Вступив в разговоры с дамами. Мышкин на время отвлекается от своих переживаний удивительного выражения лица женщины, изображенной на фотографии. По просьбе собеседниц ему приходится повторить многое из уже рассказанного камердинеру о зрелище смертной казни, и перед его глазами перевозникает картина-экфразис: лицо осужденного за миг до исполнения смертного приговора. Предлагая Аделаиде написать картину на такой сюжет, Мышкин пытается передать ей свое глубокое убеждение в том, что никакое memento mori не может вместить в себя ужас, «неизвестность и отвращение от этого нового, которое будет и сейчас наступит» (52).
Исполнение сюжета, сложившегося в зрительной памяти князя, потрясенной увиденным, лежит вне пределов реалистической живописи. А технические возможности фотографического искусства второй половины XIX века не позволяли запечатлеть этот momentum mori как punctum temporis на фотобумаге. Поэтому в данном случае экфразис остается единственным возможным словесным средством создания и истолкования сверхреальной, умозрительной картины.
Мышкину приходится дважды пройти из приемной генерала в гостиную. Один раз, вызванный «ее превосходительством», он идет туда, унося с собой впечатление о красоте Настасьи Филипповны, а другой (уже после своего рассказа о смертной казни и картине на подобный сюжет) – по ее приказу приносит в салон фотографию. В пределах повествовательного контекста первой части романа показ возвращения князя и повторного рассматривания им портрета создает новый экфразис. Этот косвенный рассказ показывает Мышкина созерцателем, погруженным в медитации о красоте, доброте, гордыне, страстях и страданиях, след которых был ухвачен объективом камеры и одновременно – представляет с иной стороны, показывает (не «презентирует», а «ре-презентирует») процесс «прочтения», угадывания и истолкования «портрета души» этой прекрасной дамы.

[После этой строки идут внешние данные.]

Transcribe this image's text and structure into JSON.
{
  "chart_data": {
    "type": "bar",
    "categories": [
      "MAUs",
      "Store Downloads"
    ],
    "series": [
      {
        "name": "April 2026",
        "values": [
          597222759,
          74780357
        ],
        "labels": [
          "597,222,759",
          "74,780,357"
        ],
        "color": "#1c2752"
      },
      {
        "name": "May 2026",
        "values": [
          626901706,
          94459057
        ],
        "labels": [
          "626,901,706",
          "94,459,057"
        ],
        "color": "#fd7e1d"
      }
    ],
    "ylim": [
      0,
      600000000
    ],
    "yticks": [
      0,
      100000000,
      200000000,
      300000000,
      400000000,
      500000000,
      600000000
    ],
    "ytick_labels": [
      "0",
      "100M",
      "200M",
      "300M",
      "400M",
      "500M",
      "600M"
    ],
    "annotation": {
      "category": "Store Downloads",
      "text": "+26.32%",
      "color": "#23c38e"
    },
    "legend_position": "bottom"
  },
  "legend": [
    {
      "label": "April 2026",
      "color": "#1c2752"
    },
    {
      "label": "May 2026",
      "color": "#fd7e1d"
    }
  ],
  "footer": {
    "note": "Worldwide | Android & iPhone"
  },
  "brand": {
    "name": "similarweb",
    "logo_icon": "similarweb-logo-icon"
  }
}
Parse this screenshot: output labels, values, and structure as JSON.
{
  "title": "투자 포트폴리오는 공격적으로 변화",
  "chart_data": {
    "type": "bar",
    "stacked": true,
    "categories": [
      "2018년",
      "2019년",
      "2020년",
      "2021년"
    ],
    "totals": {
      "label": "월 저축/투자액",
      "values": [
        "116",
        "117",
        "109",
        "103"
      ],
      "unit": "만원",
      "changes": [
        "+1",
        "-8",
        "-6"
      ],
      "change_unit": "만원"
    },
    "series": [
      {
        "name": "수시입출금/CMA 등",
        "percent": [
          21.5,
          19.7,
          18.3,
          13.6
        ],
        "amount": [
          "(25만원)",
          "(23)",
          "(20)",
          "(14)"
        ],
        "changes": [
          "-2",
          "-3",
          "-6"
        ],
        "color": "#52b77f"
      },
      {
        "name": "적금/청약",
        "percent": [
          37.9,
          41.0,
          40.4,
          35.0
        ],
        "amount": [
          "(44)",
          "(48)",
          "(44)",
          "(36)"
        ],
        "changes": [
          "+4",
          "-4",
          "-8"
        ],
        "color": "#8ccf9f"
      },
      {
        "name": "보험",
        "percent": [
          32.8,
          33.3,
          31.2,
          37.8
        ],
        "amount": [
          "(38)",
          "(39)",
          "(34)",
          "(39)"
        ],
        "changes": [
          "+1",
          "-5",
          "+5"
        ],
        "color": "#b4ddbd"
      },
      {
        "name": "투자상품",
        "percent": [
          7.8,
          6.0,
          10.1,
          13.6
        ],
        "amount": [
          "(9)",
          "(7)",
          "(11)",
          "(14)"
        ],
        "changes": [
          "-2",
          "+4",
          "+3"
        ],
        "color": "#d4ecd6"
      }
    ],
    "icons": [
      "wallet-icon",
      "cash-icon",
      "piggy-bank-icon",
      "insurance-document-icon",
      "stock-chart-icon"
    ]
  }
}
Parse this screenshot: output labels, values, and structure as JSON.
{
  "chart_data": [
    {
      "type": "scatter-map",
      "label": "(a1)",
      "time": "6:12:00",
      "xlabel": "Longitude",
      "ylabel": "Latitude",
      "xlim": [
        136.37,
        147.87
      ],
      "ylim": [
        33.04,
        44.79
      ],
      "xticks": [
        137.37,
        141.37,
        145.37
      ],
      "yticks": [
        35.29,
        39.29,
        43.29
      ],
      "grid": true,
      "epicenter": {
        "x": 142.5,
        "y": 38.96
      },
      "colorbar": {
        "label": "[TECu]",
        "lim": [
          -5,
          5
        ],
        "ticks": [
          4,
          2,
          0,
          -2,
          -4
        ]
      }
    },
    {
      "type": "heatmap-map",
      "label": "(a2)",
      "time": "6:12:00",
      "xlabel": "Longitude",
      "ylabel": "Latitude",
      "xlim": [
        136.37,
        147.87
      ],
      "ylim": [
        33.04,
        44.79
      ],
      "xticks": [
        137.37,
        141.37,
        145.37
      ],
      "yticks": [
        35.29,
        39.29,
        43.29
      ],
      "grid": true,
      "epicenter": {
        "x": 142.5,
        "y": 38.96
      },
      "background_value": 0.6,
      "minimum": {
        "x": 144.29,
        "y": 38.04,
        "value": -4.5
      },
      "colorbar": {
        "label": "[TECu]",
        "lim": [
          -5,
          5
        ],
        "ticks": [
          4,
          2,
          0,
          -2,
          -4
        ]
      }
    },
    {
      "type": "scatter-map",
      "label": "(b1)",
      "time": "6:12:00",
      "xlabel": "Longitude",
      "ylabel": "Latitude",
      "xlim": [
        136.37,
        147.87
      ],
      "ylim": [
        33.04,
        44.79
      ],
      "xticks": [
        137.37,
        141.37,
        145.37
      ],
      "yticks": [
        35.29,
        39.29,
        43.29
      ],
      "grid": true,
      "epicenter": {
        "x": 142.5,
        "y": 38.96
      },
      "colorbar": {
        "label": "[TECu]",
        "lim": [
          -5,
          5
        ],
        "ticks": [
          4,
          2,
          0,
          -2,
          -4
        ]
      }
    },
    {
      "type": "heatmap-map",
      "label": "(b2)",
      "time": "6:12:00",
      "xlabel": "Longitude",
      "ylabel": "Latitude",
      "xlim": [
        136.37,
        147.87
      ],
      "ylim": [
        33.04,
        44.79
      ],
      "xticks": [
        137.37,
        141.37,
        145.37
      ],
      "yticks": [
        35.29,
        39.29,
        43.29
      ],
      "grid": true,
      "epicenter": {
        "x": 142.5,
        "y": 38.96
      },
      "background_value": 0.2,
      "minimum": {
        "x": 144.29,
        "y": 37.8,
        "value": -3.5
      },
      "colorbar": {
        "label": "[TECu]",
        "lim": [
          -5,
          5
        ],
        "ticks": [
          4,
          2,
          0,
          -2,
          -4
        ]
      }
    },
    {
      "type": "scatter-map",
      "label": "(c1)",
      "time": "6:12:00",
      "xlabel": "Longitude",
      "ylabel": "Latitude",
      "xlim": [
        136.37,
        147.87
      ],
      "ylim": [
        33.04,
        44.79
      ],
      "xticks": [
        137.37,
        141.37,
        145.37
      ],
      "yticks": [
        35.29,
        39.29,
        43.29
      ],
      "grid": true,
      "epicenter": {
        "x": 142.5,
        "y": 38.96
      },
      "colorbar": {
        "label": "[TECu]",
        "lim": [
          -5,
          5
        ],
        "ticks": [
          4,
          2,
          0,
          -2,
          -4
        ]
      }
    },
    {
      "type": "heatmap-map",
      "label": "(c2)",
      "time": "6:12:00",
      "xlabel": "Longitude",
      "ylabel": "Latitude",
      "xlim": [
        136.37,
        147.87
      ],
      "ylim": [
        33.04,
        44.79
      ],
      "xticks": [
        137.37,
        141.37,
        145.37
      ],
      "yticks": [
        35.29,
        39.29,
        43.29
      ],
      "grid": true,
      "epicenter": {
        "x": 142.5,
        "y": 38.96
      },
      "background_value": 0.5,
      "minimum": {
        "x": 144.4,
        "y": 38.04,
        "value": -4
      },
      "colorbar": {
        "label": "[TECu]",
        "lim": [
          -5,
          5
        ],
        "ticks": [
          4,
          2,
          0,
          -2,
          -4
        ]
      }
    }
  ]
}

И Мышкин, и девицы Епанчины встречаются с портретом раньше, чем им удаётся увидеть обладательницу такой удивительной внешности. Князь воспринимает и переживает встречу с портретом как подлинное знакомство: «Всего только сутки в Петербурге, а уже такую раскрасавицу знаю» (26). В салоне Епанчиных портрет будут рассматривать с удивлением и восхищением. Но к осмыслению того, что нужно разгадать и понять в увиденном, автор не подпустит никого, кроме Мышкина. Только в его восприятии выражение глаз читается как «зеркало души» так, что отражение душевного состояния портретируемого лица приближает к пониманию личности НФ, Только для Мышкина две точечки под глазами навсегда становятся болевыми пунктами, которые фиксируют героиню в мире ее обитания, её genius loci. Благодаря этому momentum, punctum temporis, характерному специфически для фотографии, встреча с портретом помогает князю не только узнать в незнакомке, позвонившей в двери дома Иволгиных, Настасью Филипповну, но интуитивно почувствовать, что где-то прежде, «может быть, во сне», он уже видел ее настоящую, а не такую, какой она с дерзкой веселостью будет изображать себя перед Ганей и его семейством:.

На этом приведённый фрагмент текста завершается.